Un t-shirt rose informe et si fin qu’il laisse voir le détail de ses seins. Un bas de jogging gris trop court. Un caban par là-dessus qu’il ôte en entrant, quand les autres ne savent plus quel stratagème inventer d’écharpes à carreaux, de bonnets de laine, de petites doudounes superposées à des chemises respectables, de gros cols roulés, de jacquard de station de ski, de manteaux boutonnés jusqu’en haut, pour jouer de quelques degrés la salle mal chauffée.

Le corps, je n’avais jamais pensé à ça : qu’est-ce qu’il devient ? Qu’est-ce qu’on en fait ? Comment faire pour évacuer le corps ? Même au corps, au corps tout simplement, je n’avais jamais pensé, ni au désordre que ça produit, un corps, comme ça, mort, au milieu du plateau. Eh ben, crois-moi si tu veux, ils l’avaient laissé sur la plage arrière ! On nous dit de fuir dans ces cas-là et vous parlez d’amour, de l’amour… Vous voulez de l’aide pour enjamber ces fauteuils ? Une larme furtive… Jeudi 9h45, c'est un décalage horaire. Chercher à se parler est en soi déjà une façon de se parler.

Pousser la porte d’un magasin. Impossible de se rappeler quand, quand la dernière fois, comme ça, pour rien, pour voir, il y avait des lions dans la vitrine et dedans des lions aussi, imprimés sur des écharpes, des léopards sur des boîtes, il y avait eu un moment, des moments où, comme ça, entrer et acheter une écharpe, oui, ça se faisait et d’autres choses pendant qu’on y était, de petits cadeaux pour plus tard, pour des amies qu’on ne verrait pas avant des mois, des petits bracelets pour les filles, mais d’abord une écharpe, une étole même, après l’avoir vu, lui, lui avoir parlé longtemps, une étole ist toll, une étoile de près pour entretenir la lumière vive et joyeuse des rencontres… pousser la porte de ce magasin, la barre verticale en laiton, l’entrave du diable, c’est lourd et lointain, rentrer d’un long voyage, d’un long sommeil, pousser la porte d’une des boutiques éphémères du marché des vacillantes, qu’est-ce qu’on trouve ici ? Qu’est-ce qu’on cherche ?

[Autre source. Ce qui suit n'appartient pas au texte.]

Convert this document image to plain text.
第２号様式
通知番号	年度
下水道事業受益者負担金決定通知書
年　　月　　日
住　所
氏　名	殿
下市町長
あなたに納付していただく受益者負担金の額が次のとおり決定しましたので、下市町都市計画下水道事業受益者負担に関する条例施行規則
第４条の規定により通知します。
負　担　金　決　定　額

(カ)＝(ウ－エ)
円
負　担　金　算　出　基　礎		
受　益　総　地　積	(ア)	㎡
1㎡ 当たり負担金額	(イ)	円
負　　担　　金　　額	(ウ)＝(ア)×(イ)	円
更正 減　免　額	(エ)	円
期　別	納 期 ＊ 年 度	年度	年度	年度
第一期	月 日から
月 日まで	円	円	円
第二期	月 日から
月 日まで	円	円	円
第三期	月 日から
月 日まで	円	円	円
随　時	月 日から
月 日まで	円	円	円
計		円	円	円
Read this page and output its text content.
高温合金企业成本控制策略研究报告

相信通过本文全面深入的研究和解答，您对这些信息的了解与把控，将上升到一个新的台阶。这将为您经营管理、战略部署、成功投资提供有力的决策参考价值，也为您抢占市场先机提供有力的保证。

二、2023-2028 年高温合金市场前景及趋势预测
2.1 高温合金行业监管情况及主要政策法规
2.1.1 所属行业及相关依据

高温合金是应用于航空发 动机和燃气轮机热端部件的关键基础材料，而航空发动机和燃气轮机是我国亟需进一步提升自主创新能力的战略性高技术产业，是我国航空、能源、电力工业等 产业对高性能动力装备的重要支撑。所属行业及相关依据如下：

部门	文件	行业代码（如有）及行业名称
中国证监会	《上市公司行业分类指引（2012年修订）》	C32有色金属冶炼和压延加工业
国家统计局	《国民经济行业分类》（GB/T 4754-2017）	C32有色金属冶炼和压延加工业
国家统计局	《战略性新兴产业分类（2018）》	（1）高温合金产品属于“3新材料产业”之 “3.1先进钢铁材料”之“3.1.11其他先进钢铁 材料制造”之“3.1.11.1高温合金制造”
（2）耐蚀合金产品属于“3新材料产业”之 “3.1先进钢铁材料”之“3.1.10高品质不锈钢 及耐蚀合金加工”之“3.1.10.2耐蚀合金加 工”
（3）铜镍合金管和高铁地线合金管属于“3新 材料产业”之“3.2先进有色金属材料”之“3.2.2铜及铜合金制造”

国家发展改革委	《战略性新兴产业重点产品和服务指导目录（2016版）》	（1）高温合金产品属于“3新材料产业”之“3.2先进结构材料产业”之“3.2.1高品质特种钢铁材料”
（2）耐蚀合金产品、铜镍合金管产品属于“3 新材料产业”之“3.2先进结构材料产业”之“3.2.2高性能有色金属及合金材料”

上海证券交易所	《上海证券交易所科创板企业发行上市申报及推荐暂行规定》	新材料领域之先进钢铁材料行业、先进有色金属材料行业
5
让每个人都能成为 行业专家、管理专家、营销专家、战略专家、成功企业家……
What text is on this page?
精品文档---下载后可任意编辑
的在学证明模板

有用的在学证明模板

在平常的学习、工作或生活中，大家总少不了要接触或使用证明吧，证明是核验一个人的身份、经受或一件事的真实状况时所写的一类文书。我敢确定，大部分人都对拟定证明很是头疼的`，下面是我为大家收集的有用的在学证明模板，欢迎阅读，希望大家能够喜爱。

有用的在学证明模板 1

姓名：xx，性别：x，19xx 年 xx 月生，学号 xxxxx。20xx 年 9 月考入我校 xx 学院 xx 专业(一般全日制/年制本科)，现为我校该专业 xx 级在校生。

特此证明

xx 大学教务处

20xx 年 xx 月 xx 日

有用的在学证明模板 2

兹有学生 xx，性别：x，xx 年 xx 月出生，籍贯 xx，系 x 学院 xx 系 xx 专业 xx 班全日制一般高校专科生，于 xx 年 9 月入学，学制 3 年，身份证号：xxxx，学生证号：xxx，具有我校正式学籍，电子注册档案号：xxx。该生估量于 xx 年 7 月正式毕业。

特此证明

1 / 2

Elle est tombée debout. Ses vieux genoux encaissent mal la cascade, mais tiennent jusqu’à preuve du contraire. Les marches, raides déjà en temps ordinaire, deviennent traîtresses avec la pluie, les nuages noirs assombrissent encore le bas de l’escalier. La cataracte n’aide pas non plus. Bien avant d’en arriver là, elle sait qu’elle va tomber aujourd’hui. C’est un rendez-vous sans autre surprise que l’attente. Elle va tomber, elle peur bien sûr, mais elle est également curieuse, elle ne le dirait pas à tout le monde, curieuse de la douleur. Combien ? Comment ? Elle est tombée debout et tout vibre encore autour d’elle pendant quelques instants. Elle est debout, mais la chute n’est pas encore tout à fait finie, comme au cinéma, ces films où quelque chose apparaît à la fin du générique, alors on reste, on attend, debout, comme elle, en manteau avec son sac de course à la main. Finalement, rien. Rien cette fois-ci.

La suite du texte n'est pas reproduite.